Free optimization, ripe for the taking!



Depending on the code and the dependencies it might not be that free if you run on some unexpected problems after those upgrades due to some incompatibilities or even reliance on now-fixed bug. While I understand that the latter should not be the case given the code is written properly but with sufficiently large projects this is not as uncommon as we would like it to be.

Also there is a more common scenario where updating one thing requires updating other packages and through a long chain of denependencies one of the pieces being updated has something missing in the new version (that was available in the previous version) and anything that relies on that will stop working.

Anyway, even the best case scenario where everything is perfectly fine after the updates still requires detailed testing to ensure that really everything is as OK as it seems. So even then this is not totally free

But then of course, it may still be the easiest path for improving the performance.


> easiest path for improving the performance.
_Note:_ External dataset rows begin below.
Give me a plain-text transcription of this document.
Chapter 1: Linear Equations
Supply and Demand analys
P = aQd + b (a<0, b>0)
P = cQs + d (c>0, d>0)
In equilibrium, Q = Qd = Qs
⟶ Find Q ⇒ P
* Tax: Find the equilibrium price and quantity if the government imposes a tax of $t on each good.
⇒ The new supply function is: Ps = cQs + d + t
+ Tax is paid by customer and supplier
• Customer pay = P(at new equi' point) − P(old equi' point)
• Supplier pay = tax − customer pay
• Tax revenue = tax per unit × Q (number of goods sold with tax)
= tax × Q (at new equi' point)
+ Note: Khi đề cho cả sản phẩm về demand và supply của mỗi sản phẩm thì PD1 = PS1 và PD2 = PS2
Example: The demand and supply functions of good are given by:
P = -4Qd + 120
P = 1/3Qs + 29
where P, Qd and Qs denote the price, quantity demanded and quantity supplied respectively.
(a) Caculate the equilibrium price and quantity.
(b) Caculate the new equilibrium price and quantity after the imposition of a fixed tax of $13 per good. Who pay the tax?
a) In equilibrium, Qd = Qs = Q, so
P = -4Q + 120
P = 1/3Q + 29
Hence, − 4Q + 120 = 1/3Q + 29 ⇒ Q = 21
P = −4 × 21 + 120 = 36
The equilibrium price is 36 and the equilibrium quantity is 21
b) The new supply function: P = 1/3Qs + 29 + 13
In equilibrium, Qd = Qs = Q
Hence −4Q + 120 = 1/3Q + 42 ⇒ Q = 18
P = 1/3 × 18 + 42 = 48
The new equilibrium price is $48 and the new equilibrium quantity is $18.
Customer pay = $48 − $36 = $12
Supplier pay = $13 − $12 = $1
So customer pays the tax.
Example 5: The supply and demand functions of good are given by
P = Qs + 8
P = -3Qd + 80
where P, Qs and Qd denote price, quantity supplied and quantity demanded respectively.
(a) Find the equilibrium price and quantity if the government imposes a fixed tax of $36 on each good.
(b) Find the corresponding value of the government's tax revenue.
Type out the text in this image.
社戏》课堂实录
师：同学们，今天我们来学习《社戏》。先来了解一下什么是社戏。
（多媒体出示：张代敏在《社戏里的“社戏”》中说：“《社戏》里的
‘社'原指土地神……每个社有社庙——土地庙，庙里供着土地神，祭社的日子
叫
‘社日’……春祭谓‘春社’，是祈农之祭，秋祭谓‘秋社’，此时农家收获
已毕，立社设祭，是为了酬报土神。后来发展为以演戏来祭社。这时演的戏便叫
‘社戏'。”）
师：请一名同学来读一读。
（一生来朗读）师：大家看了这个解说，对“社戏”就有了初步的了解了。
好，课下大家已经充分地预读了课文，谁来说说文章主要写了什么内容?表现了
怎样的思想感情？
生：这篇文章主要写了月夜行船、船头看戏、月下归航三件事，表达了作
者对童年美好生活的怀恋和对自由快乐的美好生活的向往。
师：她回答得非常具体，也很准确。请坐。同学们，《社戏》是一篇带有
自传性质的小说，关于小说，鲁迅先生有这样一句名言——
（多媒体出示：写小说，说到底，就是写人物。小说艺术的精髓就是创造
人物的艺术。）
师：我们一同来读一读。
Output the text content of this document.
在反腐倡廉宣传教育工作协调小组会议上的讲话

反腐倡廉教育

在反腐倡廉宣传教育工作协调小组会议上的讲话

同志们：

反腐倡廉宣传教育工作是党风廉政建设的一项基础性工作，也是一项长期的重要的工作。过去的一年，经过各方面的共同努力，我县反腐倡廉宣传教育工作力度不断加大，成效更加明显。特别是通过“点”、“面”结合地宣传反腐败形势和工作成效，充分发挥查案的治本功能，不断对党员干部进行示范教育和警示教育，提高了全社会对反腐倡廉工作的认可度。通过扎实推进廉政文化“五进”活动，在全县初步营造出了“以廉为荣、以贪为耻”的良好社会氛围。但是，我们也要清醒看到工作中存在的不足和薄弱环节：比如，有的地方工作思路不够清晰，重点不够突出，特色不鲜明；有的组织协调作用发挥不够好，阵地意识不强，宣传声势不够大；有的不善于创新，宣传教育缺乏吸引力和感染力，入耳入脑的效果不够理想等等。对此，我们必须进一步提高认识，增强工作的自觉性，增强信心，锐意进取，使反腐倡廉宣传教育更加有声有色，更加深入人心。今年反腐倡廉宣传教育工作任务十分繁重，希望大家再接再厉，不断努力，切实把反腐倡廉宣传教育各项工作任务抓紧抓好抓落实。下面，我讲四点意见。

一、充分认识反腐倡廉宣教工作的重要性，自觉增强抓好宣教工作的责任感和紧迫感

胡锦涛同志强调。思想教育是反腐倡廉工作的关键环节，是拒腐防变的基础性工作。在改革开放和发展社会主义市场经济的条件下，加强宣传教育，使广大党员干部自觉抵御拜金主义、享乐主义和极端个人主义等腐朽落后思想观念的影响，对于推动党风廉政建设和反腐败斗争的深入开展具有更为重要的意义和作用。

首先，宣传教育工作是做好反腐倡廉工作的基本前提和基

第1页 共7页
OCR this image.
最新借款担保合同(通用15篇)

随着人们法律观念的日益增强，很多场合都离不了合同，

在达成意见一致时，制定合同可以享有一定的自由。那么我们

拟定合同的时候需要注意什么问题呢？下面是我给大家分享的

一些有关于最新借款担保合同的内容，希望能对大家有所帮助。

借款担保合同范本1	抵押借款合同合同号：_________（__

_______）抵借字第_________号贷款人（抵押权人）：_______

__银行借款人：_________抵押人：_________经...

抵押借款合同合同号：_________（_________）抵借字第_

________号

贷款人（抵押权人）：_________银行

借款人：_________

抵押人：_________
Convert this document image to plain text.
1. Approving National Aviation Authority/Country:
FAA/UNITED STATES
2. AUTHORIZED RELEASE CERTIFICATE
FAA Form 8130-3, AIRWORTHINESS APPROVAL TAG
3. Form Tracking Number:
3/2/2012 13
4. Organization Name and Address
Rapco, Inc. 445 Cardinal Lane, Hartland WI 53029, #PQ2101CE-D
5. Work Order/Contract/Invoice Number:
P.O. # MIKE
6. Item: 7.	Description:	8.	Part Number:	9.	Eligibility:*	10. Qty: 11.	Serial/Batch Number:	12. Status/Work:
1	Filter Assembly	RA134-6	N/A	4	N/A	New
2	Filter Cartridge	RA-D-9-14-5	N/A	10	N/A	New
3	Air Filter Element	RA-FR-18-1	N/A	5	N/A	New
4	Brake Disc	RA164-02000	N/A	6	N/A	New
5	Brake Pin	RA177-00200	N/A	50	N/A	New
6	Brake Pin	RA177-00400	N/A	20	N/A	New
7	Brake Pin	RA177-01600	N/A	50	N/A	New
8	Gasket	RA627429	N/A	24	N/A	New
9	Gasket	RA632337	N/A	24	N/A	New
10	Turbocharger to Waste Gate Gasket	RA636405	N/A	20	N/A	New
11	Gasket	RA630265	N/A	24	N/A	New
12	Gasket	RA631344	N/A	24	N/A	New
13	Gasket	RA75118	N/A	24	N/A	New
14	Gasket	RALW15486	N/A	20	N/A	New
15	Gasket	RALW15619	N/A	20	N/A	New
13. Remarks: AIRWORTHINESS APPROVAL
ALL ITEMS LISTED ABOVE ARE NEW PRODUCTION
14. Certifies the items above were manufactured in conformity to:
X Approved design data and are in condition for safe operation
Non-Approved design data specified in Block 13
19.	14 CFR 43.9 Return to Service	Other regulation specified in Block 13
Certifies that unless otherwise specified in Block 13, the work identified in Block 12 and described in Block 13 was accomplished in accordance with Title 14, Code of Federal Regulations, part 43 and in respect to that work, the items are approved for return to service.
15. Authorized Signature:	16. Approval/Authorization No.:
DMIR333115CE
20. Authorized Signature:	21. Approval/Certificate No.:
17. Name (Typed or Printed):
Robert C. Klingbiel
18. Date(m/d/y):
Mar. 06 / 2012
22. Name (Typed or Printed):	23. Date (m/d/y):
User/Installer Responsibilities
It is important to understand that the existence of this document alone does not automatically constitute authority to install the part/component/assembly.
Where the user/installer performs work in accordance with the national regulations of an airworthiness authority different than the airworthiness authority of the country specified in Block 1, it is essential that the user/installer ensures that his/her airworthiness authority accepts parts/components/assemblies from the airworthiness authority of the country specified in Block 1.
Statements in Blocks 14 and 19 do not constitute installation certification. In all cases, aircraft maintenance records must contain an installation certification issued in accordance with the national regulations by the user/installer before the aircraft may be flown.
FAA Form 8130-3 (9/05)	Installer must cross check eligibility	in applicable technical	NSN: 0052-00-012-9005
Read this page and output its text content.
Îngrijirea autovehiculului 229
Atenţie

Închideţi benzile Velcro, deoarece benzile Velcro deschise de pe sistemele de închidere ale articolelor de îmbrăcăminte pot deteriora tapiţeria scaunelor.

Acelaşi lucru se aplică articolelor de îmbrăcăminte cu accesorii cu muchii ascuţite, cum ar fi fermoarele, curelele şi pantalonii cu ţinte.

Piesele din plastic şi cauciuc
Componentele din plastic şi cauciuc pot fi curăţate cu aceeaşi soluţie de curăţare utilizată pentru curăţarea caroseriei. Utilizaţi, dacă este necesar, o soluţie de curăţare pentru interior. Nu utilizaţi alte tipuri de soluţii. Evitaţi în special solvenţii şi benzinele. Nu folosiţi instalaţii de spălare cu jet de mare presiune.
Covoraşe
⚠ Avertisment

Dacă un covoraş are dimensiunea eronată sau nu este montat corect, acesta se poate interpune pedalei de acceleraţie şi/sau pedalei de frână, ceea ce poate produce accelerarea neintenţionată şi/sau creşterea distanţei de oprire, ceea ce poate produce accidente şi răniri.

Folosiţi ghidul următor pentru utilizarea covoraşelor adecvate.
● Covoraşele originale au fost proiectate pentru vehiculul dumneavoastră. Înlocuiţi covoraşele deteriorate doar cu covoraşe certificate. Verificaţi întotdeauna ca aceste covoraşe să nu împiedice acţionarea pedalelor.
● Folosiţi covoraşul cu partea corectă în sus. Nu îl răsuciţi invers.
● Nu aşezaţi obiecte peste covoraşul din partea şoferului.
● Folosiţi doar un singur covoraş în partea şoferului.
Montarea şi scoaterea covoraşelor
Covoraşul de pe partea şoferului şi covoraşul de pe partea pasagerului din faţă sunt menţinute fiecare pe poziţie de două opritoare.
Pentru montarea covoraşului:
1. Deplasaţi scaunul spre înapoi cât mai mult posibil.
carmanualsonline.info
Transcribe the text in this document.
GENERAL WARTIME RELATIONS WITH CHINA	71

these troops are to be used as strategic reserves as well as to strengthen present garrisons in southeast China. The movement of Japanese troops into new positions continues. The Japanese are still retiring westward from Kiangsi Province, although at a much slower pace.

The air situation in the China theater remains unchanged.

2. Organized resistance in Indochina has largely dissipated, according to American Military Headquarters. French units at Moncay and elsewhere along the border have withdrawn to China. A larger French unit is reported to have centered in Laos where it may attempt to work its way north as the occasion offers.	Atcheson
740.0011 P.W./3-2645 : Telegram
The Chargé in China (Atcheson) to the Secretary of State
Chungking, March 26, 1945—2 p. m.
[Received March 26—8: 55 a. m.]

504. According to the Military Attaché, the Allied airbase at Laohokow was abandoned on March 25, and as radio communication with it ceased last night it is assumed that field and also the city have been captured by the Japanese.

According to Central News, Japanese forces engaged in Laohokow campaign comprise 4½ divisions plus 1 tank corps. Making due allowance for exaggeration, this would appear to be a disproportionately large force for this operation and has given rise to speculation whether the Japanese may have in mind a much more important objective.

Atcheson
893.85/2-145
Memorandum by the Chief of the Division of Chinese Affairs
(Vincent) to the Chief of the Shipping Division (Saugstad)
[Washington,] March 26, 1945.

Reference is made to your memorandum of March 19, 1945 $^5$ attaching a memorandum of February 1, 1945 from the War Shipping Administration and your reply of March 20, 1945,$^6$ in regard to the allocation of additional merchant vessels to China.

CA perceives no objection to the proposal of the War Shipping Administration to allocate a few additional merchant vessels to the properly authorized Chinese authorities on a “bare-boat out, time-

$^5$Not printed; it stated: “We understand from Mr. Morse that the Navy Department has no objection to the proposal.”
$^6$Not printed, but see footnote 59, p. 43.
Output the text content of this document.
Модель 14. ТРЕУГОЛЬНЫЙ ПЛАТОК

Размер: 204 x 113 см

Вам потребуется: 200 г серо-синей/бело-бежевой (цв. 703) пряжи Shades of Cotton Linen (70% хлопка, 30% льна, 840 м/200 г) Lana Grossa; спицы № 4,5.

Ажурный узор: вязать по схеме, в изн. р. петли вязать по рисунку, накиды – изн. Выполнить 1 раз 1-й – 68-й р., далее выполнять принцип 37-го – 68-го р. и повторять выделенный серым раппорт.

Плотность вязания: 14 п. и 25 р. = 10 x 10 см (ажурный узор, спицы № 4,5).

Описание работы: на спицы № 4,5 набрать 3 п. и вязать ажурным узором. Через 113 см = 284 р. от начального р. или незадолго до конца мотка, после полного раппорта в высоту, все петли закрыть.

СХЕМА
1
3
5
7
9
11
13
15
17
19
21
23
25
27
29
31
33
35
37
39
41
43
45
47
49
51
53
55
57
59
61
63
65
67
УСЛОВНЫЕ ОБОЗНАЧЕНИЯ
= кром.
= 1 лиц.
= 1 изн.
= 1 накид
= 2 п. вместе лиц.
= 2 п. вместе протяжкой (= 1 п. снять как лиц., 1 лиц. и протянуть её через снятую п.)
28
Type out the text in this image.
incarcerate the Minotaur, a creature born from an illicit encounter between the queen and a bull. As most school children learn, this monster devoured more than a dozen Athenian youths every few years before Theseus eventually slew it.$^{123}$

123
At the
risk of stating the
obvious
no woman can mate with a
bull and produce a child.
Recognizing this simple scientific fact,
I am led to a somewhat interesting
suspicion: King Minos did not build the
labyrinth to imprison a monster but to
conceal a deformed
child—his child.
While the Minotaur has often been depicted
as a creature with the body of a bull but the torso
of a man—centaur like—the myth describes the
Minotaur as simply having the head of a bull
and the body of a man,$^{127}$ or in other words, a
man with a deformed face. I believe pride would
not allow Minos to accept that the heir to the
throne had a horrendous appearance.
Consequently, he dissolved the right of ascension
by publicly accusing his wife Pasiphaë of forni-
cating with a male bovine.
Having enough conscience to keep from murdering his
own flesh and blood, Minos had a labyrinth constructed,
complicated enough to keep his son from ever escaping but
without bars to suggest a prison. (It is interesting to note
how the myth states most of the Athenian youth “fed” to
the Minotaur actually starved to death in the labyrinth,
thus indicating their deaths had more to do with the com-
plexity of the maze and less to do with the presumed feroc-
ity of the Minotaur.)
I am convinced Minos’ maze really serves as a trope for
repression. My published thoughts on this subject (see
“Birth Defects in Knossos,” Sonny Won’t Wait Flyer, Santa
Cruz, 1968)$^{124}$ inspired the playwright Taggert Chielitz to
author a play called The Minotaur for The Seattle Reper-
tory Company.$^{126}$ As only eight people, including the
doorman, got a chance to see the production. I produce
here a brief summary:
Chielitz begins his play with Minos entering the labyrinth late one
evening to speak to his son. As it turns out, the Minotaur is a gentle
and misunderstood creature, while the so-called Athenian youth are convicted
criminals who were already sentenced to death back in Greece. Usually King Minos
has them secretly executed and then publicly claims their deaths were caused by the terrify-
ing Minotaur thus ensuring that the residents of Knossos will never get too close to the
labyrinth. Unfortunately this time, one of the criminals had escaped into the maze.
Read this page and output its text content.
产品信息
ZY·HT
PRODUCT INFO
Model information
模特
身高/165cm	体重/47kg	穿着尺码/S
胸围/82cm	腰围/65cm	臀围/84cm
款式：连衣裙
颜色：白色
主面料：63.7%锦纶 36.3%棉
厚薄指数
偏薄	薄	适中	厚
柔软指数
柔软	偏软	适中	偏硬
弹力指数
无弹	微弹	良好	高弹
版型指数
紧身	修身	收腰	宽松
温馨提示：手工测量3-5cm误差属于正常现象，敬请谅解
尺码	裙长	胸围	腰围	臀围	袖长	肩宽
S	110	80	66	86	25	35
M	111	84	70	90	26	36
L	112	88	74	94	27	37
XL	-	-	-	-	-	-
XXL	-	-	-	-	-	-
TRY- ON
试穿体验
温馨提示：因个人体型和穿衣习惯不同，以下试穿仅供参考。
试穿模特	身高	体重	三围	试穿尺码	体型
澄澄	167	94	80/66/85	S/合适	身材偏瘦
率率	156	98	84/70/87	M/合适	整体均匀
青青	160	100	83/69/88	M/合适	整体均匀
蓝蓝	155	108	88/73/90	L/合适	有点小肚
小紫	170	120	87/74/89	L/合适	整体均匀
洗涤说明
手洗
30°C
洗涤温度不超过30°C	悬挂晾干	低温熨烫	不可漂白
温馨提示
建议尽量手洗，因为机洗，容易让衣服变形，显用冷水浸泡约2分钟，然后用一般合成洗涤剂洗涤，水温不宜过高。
upgrading should not be seen as an alternative to performance engineering though. Even if upgrading _does_ bring in some performance improvements.

Upgrading should be because of reasons such as security updates, and bug-fixes, and to continue to reap the improvements/features in the next version.


No, not an alternative, but I'd argue that considering new versions should be a part of performance engineering. If one of the "improvements/features in the next version" is more optimized and performant code, you want to "reap" it (after of course considering and testing the upgrade from other points of view.